Михаил Глинский как в воду смотрел, говоря о настроении посадников и знатных горожан, которые вышли их встречать за версту от ворот крестным ходом. Низкие поклоны, радушность - все внешнее; в глазах, при всем старании, - настороженность и даже тоска. Очень хорошо поняли и отцы города, и знатные псковитяне, отчего сам царь, оповестивший прежде о своем приезде вершить суд, завернул в Великий Новгород. Либо гневается государь зело, либо замыслил что-то необычное.
Посадник Юрий Акимов не спешил расспрашивать князей о том, с каким словом прислал их царь Василий Иванович, сами они тоже не торопились передавать требование государя, еще прежде договорившись о том, чтобы как можно дольше потомить городскую знать.
- Когда изведутся в догадках, вот тогда - самый раз будет. Сговорчивее станут, - предложил Глинский, и Андрей Старицкий с ним согласился, добавив:
- Нам самим тоже время нужно, дабы приглядеться, в души их поглубже заглянуть. Тогда можно будет с ними говорить более уверенно.

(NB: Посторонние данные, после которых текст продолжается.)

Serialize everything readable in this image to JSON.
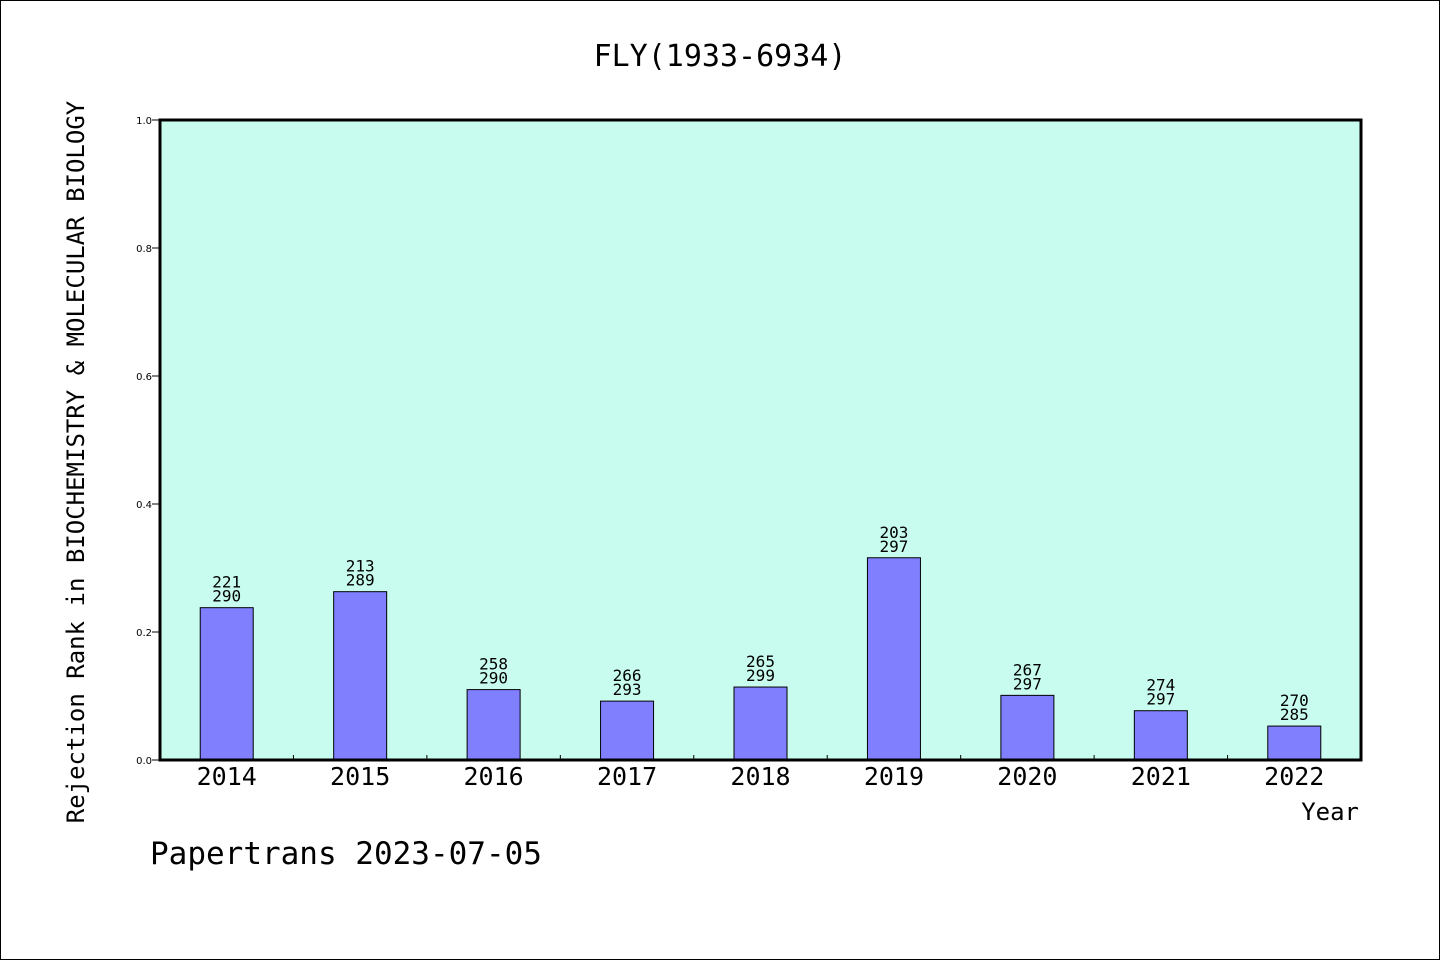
{
  "chart_data": {
    "type": "bar",
    "title": "FLY(1933-6934)",
    "xlabel": "Year",
    "ylabel": "Rejection Rank in BIOCHEMISTRY & MOLECULAR BIOLOGY",
    "ylim": [
      0,
      1
    ],
    "yticks": [
      "0.0",
      "0.2",
      "0.4",
      "0.6",
      "0.8",
      "1.0"
    ],
    "categories": [
      "2014",
      "2015",
      "2016",
      "2017",
      "2018",
      "2019",
      "2020",
      "2021",
      "2022"
    ],
    "values": [
      0.238,
      0.263,
      0.11,
      0.092,
      0.114,
      0.316,
      0.101,
      0.077,
      0.053
    ],
    "rank_labels": [
      "221",
      "213",
      "258",
      "266",
      "265",
      "203",
      "267",
      "274",
      "270"
    ],
    "total_labels": [
      "290",
      "289",
      "290",
      "293",
      "299",
      "297",
      "297",
      "297",
      "285"
    ],
    "grid": false,
    "colors": {
      "plot_background": "#c8fcee",
      "bar_fill": "#8080ff",
      "bar_stroke": "#000000"
    }
  },
  "footer": "Papertrans 2023-07-05"
}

Только поздно вечером, когда долгий пир в честь гостей завершался, князь Андрей объявил посаднику:
- Завтра, благословясь у Господа на утрене, перейдем к делу. Собери всех, кого считаешь нужным. Князь Михаил Глинский, ближний советник царя нашего, государя всей России (этот титул он произнес с особым нажимом), донесет слово Василия Ивановича до нас.
- Понятно, - с поклоном ответил Юрий Акимов, едва сдерживая тревогу, - будут от всех сословий.

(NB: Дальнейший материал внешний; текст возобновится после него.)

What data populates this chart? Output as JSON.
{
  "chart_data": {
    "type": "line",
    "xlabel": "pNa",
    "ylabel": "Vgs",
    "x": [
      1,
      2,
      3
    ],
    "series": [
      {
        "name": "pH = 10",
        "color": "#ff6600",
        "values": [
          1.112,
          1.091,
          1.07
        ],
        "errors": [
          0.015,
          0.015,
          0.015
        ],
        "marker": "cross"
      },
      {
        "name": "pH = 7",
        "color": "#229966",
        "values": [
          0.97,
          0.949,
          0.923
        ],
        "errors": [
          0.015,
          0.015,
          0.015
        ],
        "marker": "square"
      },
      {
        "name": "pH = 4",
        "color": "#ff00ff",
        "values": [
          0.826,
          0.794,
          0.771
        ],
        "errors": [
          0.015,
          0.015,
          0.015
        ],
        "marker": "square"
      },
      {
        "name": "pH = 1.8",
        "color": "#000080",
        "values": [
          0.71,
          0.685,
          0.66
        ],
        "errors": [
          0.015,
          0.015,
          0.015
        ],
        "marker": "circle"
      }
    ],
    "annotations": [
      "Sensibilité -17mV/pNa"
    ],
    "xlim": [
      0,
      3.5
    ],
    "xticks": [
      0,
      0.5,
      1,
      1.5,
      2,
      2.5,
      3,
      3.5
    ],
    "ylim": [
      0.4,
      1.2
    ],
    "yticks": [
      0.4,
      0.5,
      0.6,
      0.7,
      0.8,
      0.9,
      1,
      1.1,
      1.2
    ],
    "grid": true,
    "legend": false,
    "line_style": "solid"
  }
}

Посадник, как и обещал, собрал всех улицких посадников и по паре представителей от всех сословий горожан. Слух о том, что царь Василий Иванович намерился самолично рассудить спор между городом и его наместником, давно взбудоражил весь псковский люд, и один вопрос они задавали друг другу, не зная на него ответа: отчего царь избрал местом суда Великий Новгород, а не Великий Псков?

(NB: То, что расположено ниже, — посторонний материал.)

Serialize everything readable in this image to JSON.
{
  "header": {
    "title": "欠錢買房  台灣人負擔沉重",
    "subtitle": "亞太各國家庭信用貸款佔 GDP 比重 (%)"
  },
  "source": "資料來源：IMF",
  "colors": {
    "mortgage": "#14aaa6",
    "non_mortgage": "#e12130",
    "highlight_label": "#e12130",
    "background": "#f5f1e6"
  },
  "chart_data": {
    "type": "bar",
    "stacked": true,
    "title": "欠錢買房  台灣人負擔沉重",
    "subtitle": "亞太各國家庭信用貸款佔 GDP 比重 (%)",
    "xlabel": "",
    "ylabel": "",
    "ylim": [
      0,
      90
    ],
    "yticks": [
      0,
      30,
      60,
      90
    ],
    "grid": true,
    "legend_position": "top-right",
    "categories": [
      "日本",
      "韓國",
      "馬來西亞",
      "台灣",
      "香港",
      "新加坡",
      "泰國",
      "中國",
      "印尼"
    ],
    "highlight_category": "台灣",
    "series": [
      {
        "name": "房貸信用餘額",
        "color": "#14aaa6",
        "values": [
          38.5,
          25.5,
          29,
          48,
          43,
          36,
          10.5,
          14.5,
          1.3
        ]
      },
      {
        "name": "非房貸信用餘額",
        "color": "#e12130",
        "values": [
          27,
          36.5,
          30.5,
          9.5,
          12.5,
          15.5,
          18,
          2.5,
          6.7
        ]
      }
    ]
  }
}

С большим нетерпением ждали насуплено молчаливые собравшиеся слово князя Глинского, поглядывали на двери большой трапезной палаты, куда были званы не на дружеский пир, гадая, скоро ли появятся царев брат и царев советник.
А те специально медлили, выискивая причины задержки. Действовал их уговор: пусть потомятся. Чтобы не так заметно было их нарочитое промедление, заинтересованно расспрашивали посадника о городской жизни, о торговле, об отношениях с Великим Новгородом. Всему, однако, должен прийти конец. И Андрей Старицкий заключил:
- Вроде бы мы немного разобрались в том, как у вас здесь идут дела. Наверное, уже все собрались и ждут нас в трапезной палате. Так пошли, князь Михаил Львович.
- Да, пошли, - поспешно подтвердил Юрий Акимов.
Хмурой тишиной встретила трапезная князей.
- Здравы будьте, псковитяне, - приветствовал собравшихся Глинский, но ответили ему недружно, и князь, усмехнувшись, начал не с тех слов, какие приготовил, спросил вполне добродушно: - Отчего серчаете? Иль, думаете, самодержцу всей России есть время дознаваться, кто прав, кто виноват в вашем споре с его наместником? Или мы с князем Андреем Ивановичем от нечего делать заглянули к вам на огонек? Нам впору успевать оборонять украины от ордынцев, от Казани, от алчных ляхов, шведов и Ордена, а вам вдруг смуту взбрело в голову затеять, отвлекая государя от державных забот.
- Мы не смутьяны, - упрямо перебил князя Глинского кряжистый муж, по всему видно, из уважаемых ремесленников, знающий себе цену. - Мы по уставу, по какому испокон веку живем, суд и ряд ведем. Вот посадник супротивничает. А царю мы послушники. Или мы хоть раз поперечили Москве? Не было такого!